AP I dan AP II Merger, Manajemen Pastikan Tidak Ada PHK Pekerja
JAKARTA, investortrust.id - Penggabungan usaha atau merger PT Angkasa Pura I (AP I) dan PT Angkasa Pura II (AP II) menjadi PT Angkasa Pura Indonesia (API) atau InJourney Airports dipastikan tidak akan menimbulkan pemutusan hubungan kerja (PHK) pekerja dari kedua perusahaan tersebut.
Direktur Utama InJourney Airports Faik Fahmi mengatakan, aksi korporasi yang dilakukan oleh InJourney Airports akan melibatkan banyak pekerja. Oleh karena itu, bisa dipastikan tidak ada PHK pekerja dari AP I dan AP II setelah merger rampung.
“Jadi, dalam strategi kita ini nggak ada ada opsi pengurangan karyawan. Ke depannya banyak rencana besar yang akan kita lakukan yang tentu saja akan melibatkan banyak karyawan," katanya ketika ditemui usai konferensi pers penandatanganan kerja sama InJourney dan Thai Airways di Sarinah, Jakarta Pusat, Senin (19/8/2024).
Baca Juga
Merger AP I dan AP II, Nama Perusahaan Berganti Jadi Angkasa Pura Nusantara
Lebih lanjut, Faik menyebut merger AP I dan AP II juga membuka peluang bagi pekerja dari masing-masing perusahaan untuk mengembangkan kariernya di InJourney Airports.
Mereka punya peluang besar untuk meningkatkan jenjang kariernya melalui sejumlah posisi baru yang akan disiapkan oleh InJourney Airports sebagai bagian dari strategi bisnisnya.
Adapun, strategi bisnis yang akan dijalankan oleh InJourney Airports akan terintegrasi dengan strategi bisnis induk usahanya, holding BUMN aviasi dan pariwisata PT Aviasi Pariwisata Indonesia (Persero) atau InJourney.
Selain In Journey Airports, InJourney juga menaungi PT Hotel Indonesia Natour (InJourney Hospitality), PT Sarinah, PT Taman Wisata Candi Borobudur, Prambanan dan Ratu Boko (InJourney Destination Management).
Pemerintah juga menyerahkan mayoritas saham pengelola Kawasan Ekonomi Khusus (KEK) pariwisata PT Pengembangan Pariwisata Indonesia atau InJourney Tourism Development Corporation (ITDC) ke perusahaan ini. “Dengan merger ini kan strategi kita itu jadi lebih terintegrasi," ujar Faik.
Terkait dengan proses merger AP I dan AP II menjadi API, Faik mengatakan merger tersebut ditargetkan rampung pada pada September 2024 atau sebelum pergantian periode pemerintahan. Saat ini, proses merger masih dalam tahap menyelesaikan terkait dengan kepatuhan.
"Ya, lagi menyelesaikan yang terkait dengan masalah compliance-nya (kepatuhan) aja. Tapi secara konsep bisnis, secara rencana ke depan itu sudah kita siapkan," ujarnya.

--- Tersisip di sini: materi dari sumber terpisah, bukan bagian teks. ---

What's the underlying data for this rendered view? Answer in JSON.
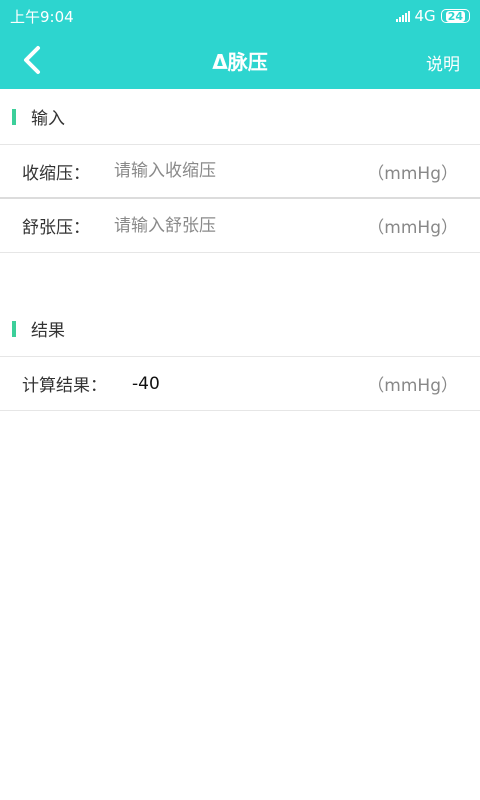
{
  "status": {
    "time": "上午9:04",
    "network": "4G",
    "battery": "24"
  },
  "header": {
    "title": "Δ脉压",
    "help_label": "说明"
  },
  "sections": {
    "input": {
      "title": "输入"
    },
    "result": {
      "title": "结果"
    }
  },
  "fields": {
    "systolic": {
      "label": "收缩压：",
      "placeholder": "请输入收缩压",
      "unit": "（mmHg）"
    },
    "diastolic": {
      "label": "舒张压：",
      "placeholder": "请输入舒张压",
      "unit": "（mmHg）"
    }
  },
  "result": {
    "label": "计算结果：",
    "value": "-40",
    "unit": "（mmHg）"
  },
  "colors": {
    "accent": "#2dd5cf",
    "marker": "#3ccf9a"
  }
}
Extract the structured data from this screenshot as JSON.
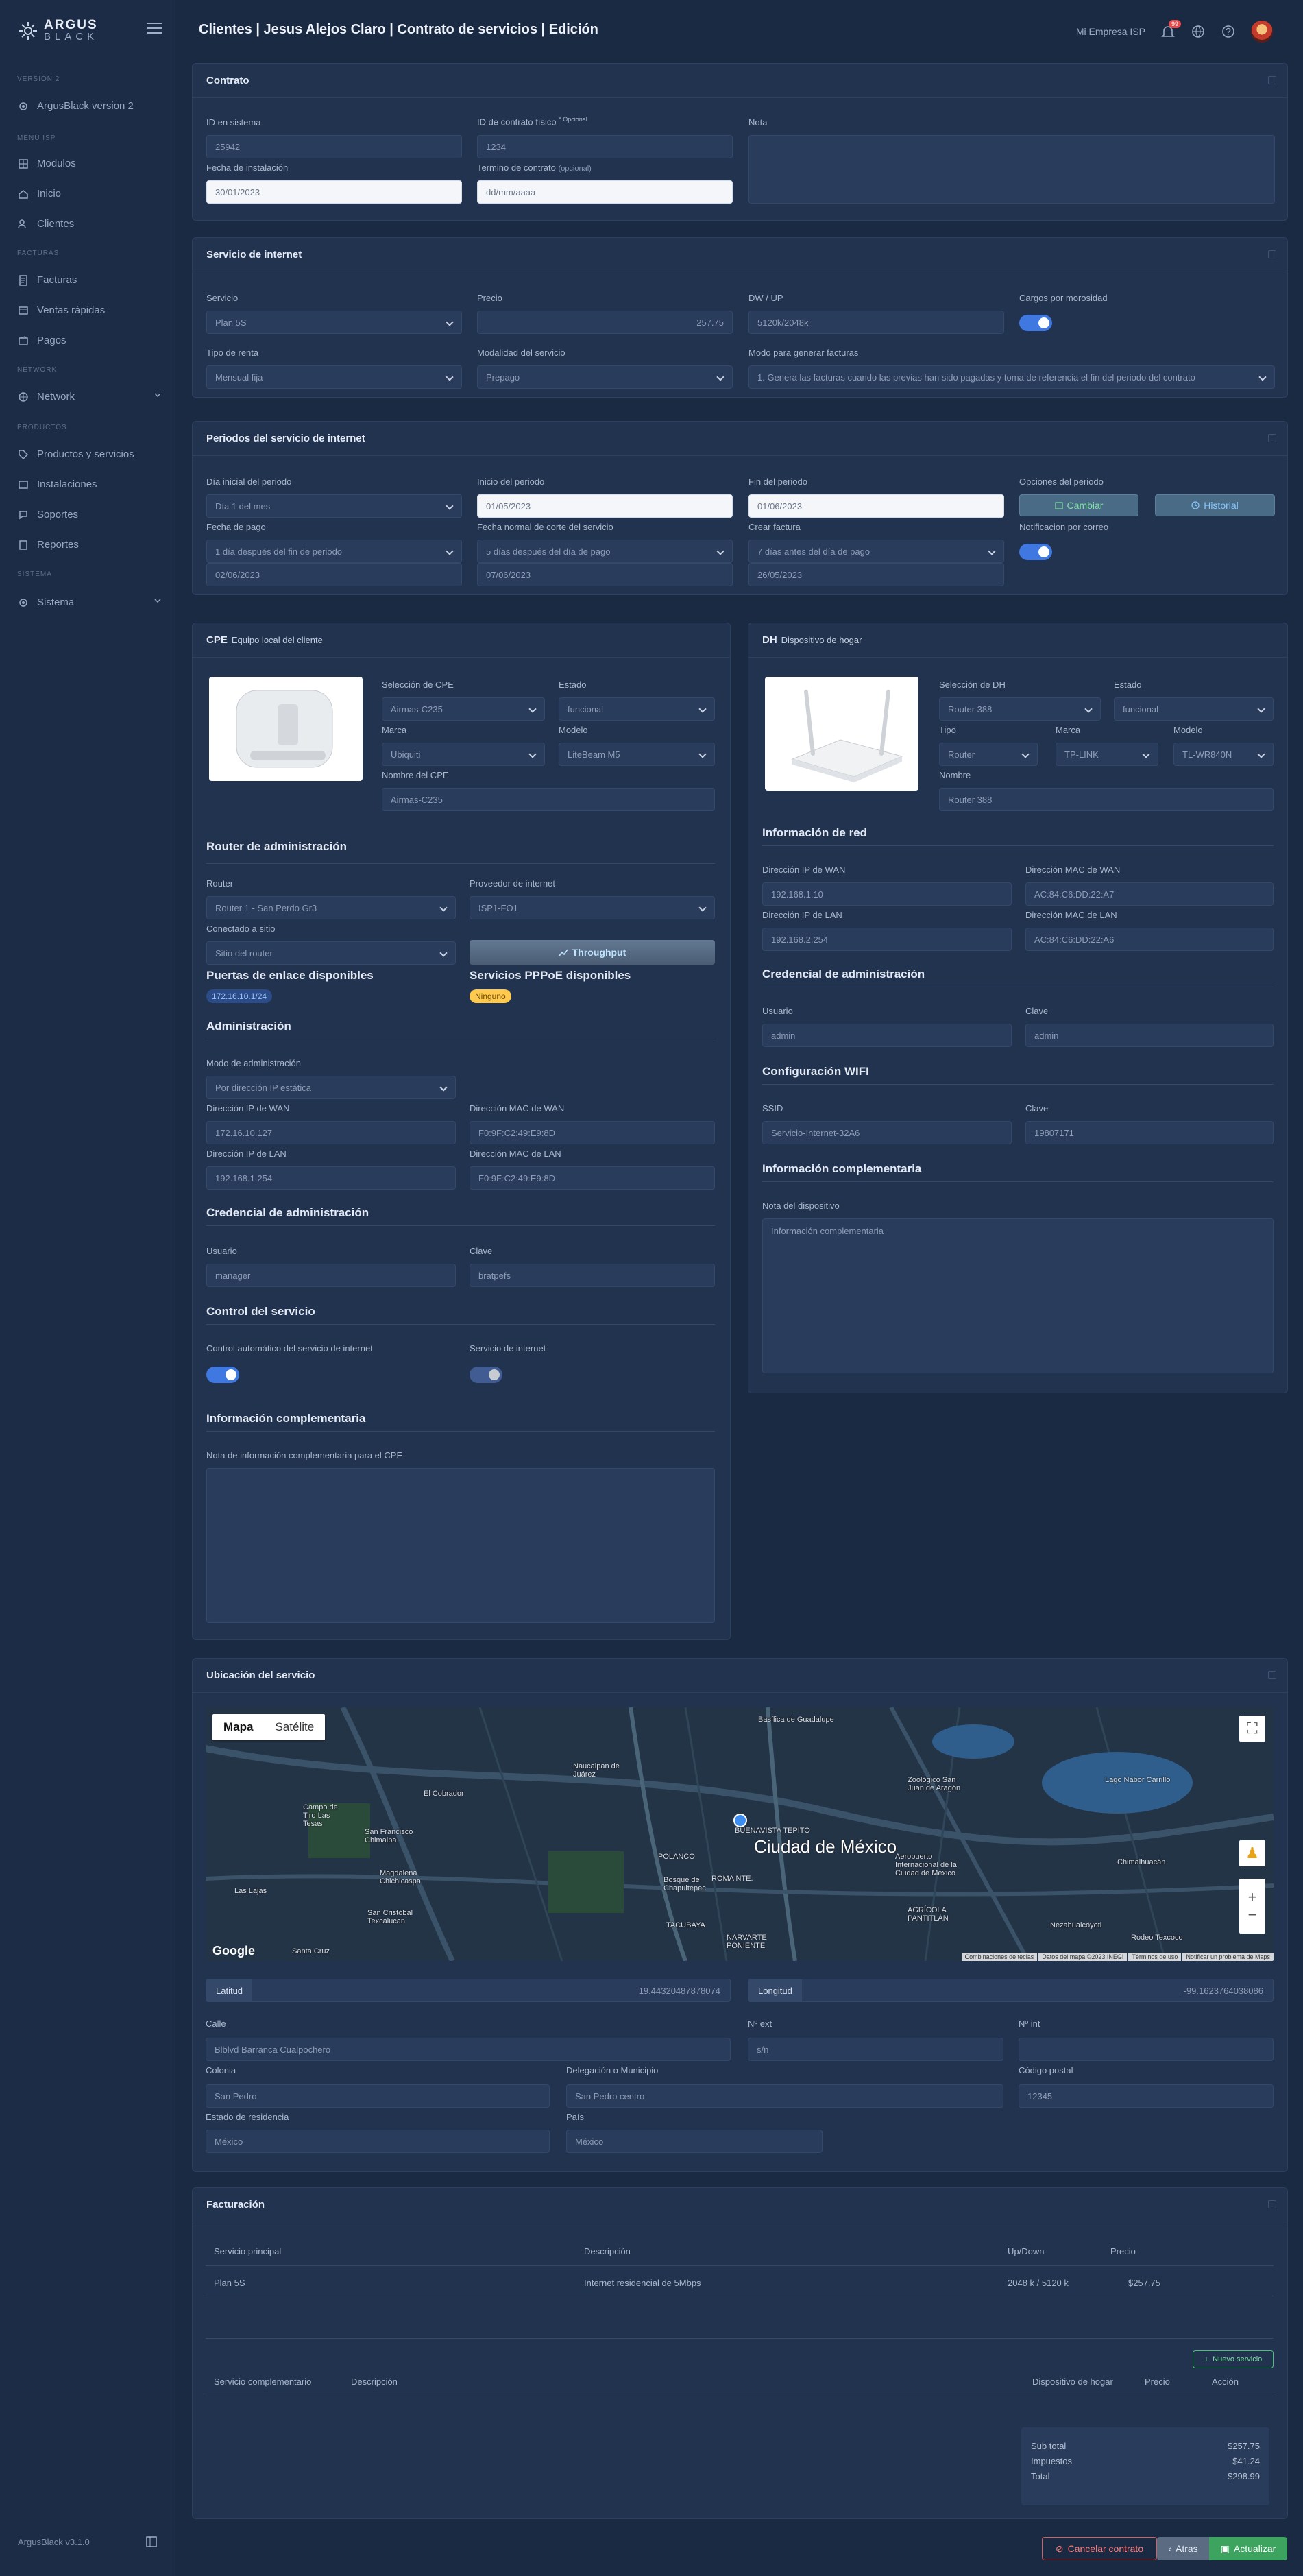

Menurut Faik, proses merger AP I dan AP II memakan waktu cukup lama lantaran mempertimbangan operasional bandara yang dikelola oleh masing-masing perusahaan. Dia mengeklaim operasional bandara yang dikelola oleh AP I maupun AP II tidak ada yang terganggu oleh aksi korporasi tersebut.
Baca Juga
Angkasa Pura II Layani 26 Juta Penumpang Pesawat di Semester I-2024
Sebelumnya, Direktur Pemasaran dan Program Pariwisata InJourney Maya Watono proses integrasi penuh AP I dan AP II menjadi InJourney Airports akan rampung sebelum Oktober 2024.
“Jadi kita harapkan memang akan selesai sebelum Oktober 2024,” katanya ketika ditemui di Taman Mini Indonesia Indah (TMII), Jakarta Timur, Selasa (14/5/2024).
Setelah proses tersebut selesai, akan dilakukan perancangan instrumen tata kelola dan pola operasi. Kemudian adalah penggabungan kantor pusat, termasuk integrasi pekerja di kantor pusat AP I dan AP II.
Maya mengatakan proses merger AP I dan AP II sebelumnya ditargetkan selesai pada akhir 2024. Proses tersebut bisa selesai lebih cepat lantaran masuk dalam Program Peningkatan Konektivitas Udara Dalam Rangka Mendukung Pertumbuhan Industri Pariwisata yang ditetapkan sebagai Proyek Strategis Nasional (PSN).
“[Merger AP I dan AP II] menjadi salah satu PSN,” ujar Maya.